Осбьорн посмотрел на скрипача, как будто привидение увидел. Двадцать крон! Наверное, Клемент и вправду надеется, что этот карапуз наделен какой-то тайной властью. Доктор… вряд ли доктор заплатит больше.
– Ладно… держи своего гнома.
И старый скрипач посадил гнома в один из своих необъятных карманов, повернулся и полез по холму назад в Скансен. Зашел в старинную хижину, которую охранял. Посетителей не было. Он вынул гнома из кармана и осторожно посадил на скамейку.
– Слушай, что я тебе скажу, – сказал Клемент. – Я знаю, вы не любите попадаться на глаза людям. Занимаетесь своими делами – и занимайтесь. Поэтому я тебя освобожу, но только пообещай мне, что останешься в нашем парке, пока я тебя прошу. Если согласен, кивни три раза.
Клемент выжидательно посмотрел на гнома, но тот не шевелился.
– Тогда сделаем проще. Я каждый день буду приносить тебе еду. Здесь ты найдешь чем заняться, так что скучать не будешь. Но ты никуда не уйдешь, пока я приношу тебе еду в белой мисочке, ладно? Как только появится голубая миска, свободен как ветер.

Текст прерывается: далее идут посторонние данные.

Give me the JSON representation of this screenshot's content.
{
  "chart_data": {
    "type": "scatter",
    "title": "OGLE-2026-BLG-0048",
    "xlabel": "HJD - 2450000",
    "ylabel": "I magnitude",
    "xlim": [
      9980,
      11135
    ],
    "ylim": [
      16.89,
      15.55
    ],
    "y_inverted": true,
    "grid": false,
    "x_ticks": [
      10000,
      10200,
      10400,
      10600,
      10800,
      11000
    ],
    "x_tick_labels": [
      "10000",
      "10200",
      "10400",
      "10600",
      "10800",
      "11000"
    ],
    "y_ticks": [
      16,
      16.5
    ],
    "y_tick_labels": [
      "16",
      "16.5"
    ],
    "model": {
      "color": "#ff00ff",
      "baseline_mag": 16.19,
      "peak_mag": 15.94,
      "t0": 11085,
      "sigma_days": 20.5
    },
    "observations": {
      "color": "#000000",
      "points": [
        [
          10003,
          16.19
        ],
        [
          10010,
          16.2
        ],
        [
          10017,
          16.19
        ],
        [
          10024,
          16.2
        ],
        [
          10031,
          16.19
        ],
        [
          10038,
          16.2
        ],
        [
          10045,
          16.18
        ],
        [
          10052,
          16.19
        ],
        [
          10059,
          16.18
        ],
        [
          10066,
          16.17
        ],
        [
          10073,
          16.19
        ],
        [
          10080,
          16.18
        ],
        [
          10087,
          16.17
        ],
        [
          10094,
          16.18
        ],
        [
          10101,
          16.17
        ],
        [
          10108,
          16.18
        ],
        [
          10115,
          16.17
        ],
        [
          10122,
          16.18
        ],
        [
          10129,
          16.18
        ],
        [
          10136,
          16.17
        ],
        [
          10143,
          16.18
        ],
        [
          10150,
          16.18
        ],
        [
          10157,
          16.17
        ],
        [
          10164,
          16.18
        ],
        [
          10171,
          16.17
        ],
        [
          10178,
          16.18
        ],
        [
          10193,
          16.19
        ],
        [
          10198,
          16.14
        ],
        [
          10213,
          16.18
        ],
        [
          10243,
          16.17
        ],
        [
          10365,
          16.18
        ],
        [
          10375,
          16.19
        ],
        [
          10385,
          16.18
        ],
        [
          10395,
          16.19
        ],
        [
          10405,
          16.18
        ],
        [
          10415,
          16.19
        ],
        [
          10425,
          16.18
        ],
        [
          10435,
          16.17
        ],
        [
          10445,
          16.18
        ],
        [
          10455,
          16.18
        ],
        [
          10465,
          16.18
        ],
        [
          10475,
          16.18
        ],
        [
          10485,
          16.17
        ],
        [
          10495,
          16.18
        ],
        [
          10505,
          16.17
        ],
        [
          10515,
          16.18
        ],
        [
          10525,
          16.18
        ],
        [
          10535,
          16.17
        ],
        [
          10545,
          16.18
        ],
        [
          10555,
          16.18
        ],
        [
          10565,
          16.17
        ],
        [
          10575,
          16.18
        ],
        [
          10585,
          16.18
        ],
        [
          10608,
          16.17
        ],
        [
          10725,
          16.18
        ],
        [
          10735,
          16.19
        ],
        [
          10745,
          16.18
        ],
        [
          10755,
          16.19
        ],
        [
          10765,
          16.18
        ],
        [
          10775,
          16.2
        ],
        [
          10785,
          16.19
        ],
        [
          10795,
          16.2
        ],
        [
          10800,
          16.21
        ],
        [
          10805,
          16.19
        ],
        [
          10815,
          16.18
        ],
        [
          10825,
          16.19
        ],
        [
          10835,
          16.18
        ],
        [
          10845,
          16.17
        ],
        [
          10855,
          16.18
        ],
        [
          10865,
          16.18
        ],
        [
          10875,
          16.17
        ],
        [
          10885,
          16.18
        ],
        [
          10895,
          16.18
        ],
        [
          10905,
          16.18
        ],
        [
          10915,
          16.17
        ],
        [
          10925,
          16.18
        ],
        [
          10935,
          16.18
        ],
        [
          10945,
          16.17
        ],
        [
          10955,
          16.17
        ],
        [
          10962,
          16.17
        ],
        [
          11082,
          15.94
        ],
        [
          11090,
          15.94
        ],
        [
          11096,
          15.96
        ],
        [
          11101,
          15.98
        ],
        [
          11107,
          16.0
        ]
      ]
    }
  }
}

Гном по-прежнему не шевелился.
– Значит, не хочешь… что ж, тогда мне ничего не остается, как показать тебя хозяину. Тебя выставят на обозрение публики в стеклянном шкафу, вот чем это кончится. Весь Стокгольм потянется на тебя глядеть.
Гном заметно испугался. Не успел Клемент закончить предложение, он кивнул.
– Так-то лучше, – сказал Клемент, перерезал ножом нитку на руках и вышел.
Мальчик сам освободил ноги, выдернул кляп изо рта и повернулся поблагодарить старика.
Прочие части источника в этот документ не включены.